On our way out of Nafplio to Akrogiali, we stopped at Tiryns, an important centre of the Mycenaean culture from the 15th to 12th century BC.
It was already 35°C when we arrived at 11:30AM. We were the only car in the parking lot on arrival and the staff were relaxing in the shade, watching the crazy tourists 😳
This is the citadel’s great entrance, up a huge ramp. Because Tiryns was only about 1.5 km from the sea, it controlled the major trade routes.The Niche, the size of a room.View of the cyclopean walls – “cyclopean” meaning a type of masonry using huge irregular blocks. It was named “cyclopean” due to the belief of ancient Greeks that it required Cyclops to move the massive blocks.Close up of the cyclopean walls. Many of the large blocks of limestone are 8-10 feet long, 3 feet thick, and 3 feet high.
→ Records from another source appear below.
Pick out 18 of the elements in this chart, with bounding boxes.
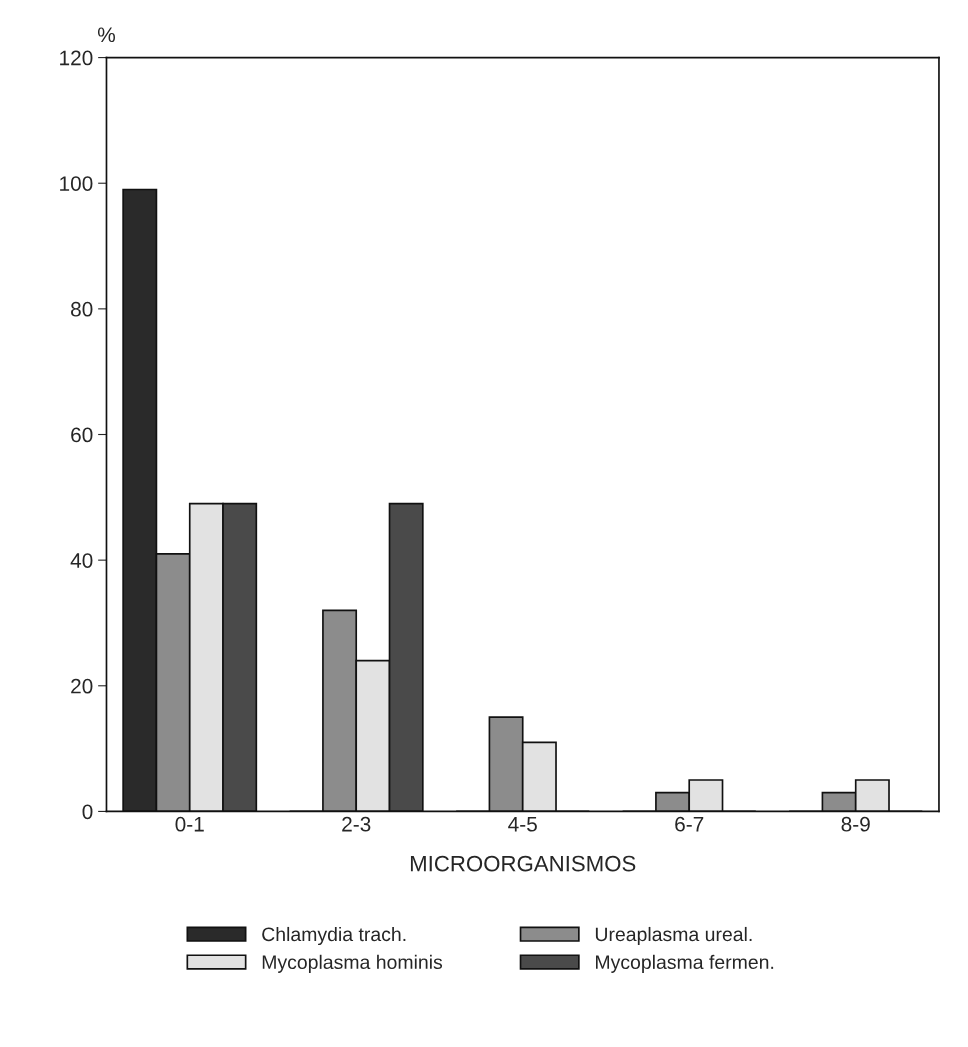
y-tick-label: 100: [60, 176, 93, 191]
y-axis-title: %: [97, 27, 115, 43]
legend-label: Chlamydia trach.: [262, 926, 406, 946]
legend-label: Mycoplasma hominis: [262, 954, 443, 973]
y-tick-label: 0: [82, 804, 93, 820]
legend-label: Ureaplasma ureal.: [595, 926, 752, 946]
x-tick-label: 6-7: [675, 816, 704, 832]
x-tick-label: 0-1: [175, 816, 204, 832]
legend-label: Mycoplasma fermen.: [596, 954, 774, 973]
y-tick-label: 80: [71, 301, 93, 317]
x-tick-label: 2-3: [342, 816, 371, 832]
x-tick-label: 4-5: [508, 817, 537, 832]
y-tick-label: 40: [70, 553, 93, 568]
y-tick-label: 20: [71, 678, 93, 694]
x-axis-title: MICROORGANISMOS: [410, 855, 636, 872]
y-tick-label: 120: [60, 50, 93, 66]
x-tick-label: 8-9: [841, 816, 870, 832]
y-tick-label: 60: [71, 427, 93, 443]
The interstices (space between blocks) were filled with clay and with small stones.We progressed slowly in the heat upwards, marvelling at the construction. Passing through the Great Propylon to the upper citadel. Some of these walls are 8 m thick! 😲From here, 28 m above sea level, there were breezes and a view of the Argolic Gulf in the distance,and opposite, a view of the olive groves.A favourite activity for the kids was to speculate where the bathrooms were. Just behind Nolan’s behind is the drain of the palace bathroom.Exploring the Great Courtyard in the upper citadel. To the left was the great courtyard, and on the right were the houses of the elite, their attendants and courtiers. Around this time, Nolan came running, yelling about people taking the suitcases out of the trunk of our car!! Neil and the boys sprinted back down back to parking lot while Lara and I followed at a slower pace.It turned out that another family had arrived, in the same colour and model car as we had, and parked right beside us in the empty parking lot. They were taking their luggage out of their trunk. 😅 Once our heart rates returned to normal, we explored the lower citadel, which had had more houses, and underground cisterns. Portals with corbeled arches (using overlapping stones to form an arch) like these were common along the walls of the lower citadel.
Tiryns was abandoned twice. The first time was in the 12th century BC after an earthquake and fire caused extensive damage. It was rebuilt and survived the Persian invasions, but was abandoned for good after being destroyed by Argos in the 4th century BC.